Germans convicted of being traitors to the Nazi regime are the only group of war victims that hasn’t won full rehabilitation. Now, a draft law on a general rehabilitation is set to receive the support of MPs.
Some Nazi "traitors," like Claus von Stauffenberg, are now national heroes
An estimated 100,000 people were convicted as ”war traitors” by the Nazis. Some 30,000 of them were sentenced to death, and the death penalties were actually carried out in about 20,000 cases.
Laws on war traitors originated in 1872 following the Franco-German war and were adapted by the Nazis in 1934. Starting then, Germans could be convicted of treason for making negative comments about Hitler, treating POWs too well, helping Jews to flee, or possessing a leaflet calling for an end to the Nazi dictatorship.
Today, although most of the dictatorship's victims have been fully rehabilitated, the question of how to deal with war traitors has remained a largely unresolved issue. In 2006, when Germany's Left Party began calling for a general rehabilitation of people branded as war traitors by the Nazis, conservatives like Norbert Geis from Bavaria's Christian Social Union were up in arms.
”Back then, we didn't support endeavors to rehabilitate war traitors," Geis said. "We were certain that evidence could be found, proving that at least some of those traitors deliberately jeopardized the lives of their comrades with their actions, and we didn't want to signal approval for such behavior.”
Concerns over actions of deserters
Military historian Ralf-Dieter Mueller says that, in some cases, rehabilitation of a war traitor would be tricky. A German soldier who defected and then told the enemy about troop locations, for example, would have deliberately endangered the lives of other soldiers. "There's a certain degree of underhandedness involved which would be extremely hard to justify and endorse,” Mueller said.
In the meantime, though, Germany's conservatives have given up their resistance to the idea of general rehabilitation, after extensive archival research failed to unearth evidence suggesting that deserters had ever acted in such a way. Opposition Greens MP Wolfgang Wieland goes one step further, arguing that it's impossible to separate "good traitors" from the bad ones by considering whether they put other people's lives at risk.
"Colonel Claus von Stauffenberg killed other officers with his bomb that was meant to kill Hitler in his 1944 assassination plot," Wieland said. "He knew that 'collateral damage' would be inevitable. Nonetheless, what he did was right."
From traitor to national hero
While Stauffenberg is now hailed as a national hero, many other surviving "war traitors" are still waiting to have their honor and dignity restored. Among them is Ludwig Baumann, head of the Federal Union of Victims of Nazi Military Justice. In 2002, the German parliament decided against granting a general rehabilitation - a decision Baumann says lumps him and others like him in together with looters and people who robbed corpses.

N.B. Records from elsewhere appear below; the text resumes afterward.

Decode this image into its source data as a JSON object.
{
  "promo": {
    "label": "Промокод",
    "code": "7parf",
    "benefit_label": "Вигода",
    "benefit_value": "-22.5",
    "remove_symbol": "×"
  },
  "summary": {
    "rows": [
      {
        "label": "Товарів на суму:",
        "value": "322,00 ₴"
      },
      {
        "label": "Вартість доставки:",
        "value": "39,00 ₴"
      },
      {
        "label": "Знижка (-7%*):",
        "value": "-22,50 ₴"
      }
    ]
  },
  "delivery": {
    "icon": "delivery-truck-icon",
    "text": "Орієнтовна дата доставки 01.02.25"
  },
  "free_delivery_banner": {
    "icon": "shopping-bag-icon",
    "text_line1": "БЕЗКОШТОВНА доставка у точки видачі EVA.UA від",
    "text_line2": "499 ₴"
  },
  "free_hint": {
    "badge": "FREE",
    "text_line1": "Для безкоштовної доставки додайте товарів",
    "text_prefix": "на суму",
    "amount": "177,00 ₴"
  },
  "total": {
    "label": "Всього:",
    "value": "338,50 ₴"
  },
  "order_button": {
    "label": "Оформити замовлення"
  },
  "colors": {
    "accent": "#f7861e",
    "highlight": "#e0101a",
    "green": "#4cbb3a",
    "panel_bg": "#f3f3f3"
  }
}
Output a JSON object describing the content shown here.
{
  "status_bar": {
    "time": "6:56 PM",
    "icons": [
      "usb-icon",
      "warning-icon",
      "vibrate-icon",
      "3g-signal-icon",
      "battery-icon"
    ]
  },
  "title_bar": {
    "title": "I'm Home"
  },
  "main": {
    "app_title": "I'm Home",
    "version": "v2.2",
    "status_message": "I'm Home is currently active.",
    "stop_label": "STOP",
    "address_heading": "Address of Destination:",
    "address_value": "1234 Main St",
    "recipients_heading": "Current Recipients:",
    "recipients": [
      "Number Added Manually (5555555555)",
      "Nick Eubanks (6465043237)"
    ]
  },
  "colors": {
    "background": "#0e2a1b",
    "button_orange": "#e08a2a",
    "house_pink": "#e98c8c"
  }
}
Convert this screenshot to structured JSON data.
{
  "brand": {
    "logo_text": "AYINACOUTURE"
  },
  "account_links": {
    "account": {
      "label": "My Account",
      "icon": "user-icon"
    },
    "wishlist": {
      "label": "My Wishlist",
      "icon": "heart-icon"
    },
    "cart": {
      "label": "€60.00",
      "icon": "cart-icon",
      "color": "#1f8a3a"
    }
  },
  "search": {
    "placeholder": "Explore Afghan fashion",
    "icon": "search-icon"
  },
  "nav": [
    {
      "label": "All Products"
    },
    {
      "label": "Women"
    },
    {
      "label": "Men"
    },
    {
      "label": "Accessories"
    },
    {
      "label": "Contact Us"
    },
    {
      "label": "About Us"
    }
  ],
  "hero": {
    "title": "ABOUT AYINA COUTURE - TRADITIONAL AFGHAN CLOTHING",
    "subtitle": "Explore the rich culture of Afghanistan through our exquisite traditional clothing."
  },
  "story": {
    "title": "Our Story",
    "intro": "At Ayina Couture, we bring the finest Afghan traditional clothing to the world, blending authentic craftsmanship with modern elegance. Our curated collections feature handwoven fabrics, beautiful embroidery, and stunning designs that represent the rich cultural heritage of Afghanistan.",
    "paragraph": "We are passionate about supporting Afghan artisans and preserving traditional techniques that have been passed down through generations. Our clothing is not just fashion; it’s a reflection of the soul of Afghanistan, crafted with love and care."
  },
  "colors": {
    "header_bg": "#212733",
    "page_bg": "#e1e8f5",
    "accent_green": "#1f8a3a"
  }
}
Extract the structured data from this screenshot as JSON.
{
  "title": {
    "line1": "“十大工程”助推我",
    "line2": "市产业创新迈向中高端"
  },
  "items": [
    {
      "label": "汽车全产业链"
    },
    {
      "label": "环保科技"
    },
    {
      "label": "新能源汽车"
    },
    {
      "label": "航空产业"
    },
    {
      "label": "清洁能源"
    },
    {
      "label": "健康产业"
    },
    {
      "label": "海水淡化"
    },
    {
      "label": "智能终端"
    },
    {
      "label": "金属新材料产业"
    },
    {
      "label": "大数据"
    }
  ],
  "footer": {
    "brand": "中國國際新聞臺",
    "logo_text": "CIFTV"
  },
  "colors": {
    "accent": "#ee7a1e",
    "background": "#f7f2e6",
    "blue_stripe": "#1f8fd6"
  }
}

"That's the context we're placed in, and it's such a derision of war victims," said Baumann, who deserted Hitler's army in 1942 only to be captured and tortured by the Nazis because he refused to reveal the name of the Frenchman who helped him to flee. The 87-year-old was rehabilitated in 2002, but he continues to campaign for the general rehabilitation of all Nazi war traitors.
Parliament will vote again on the issue on September 8, and this time, there's every reason to assume that, with the conservatives on board, Baumann will finally get the general rehabilitation he longs for.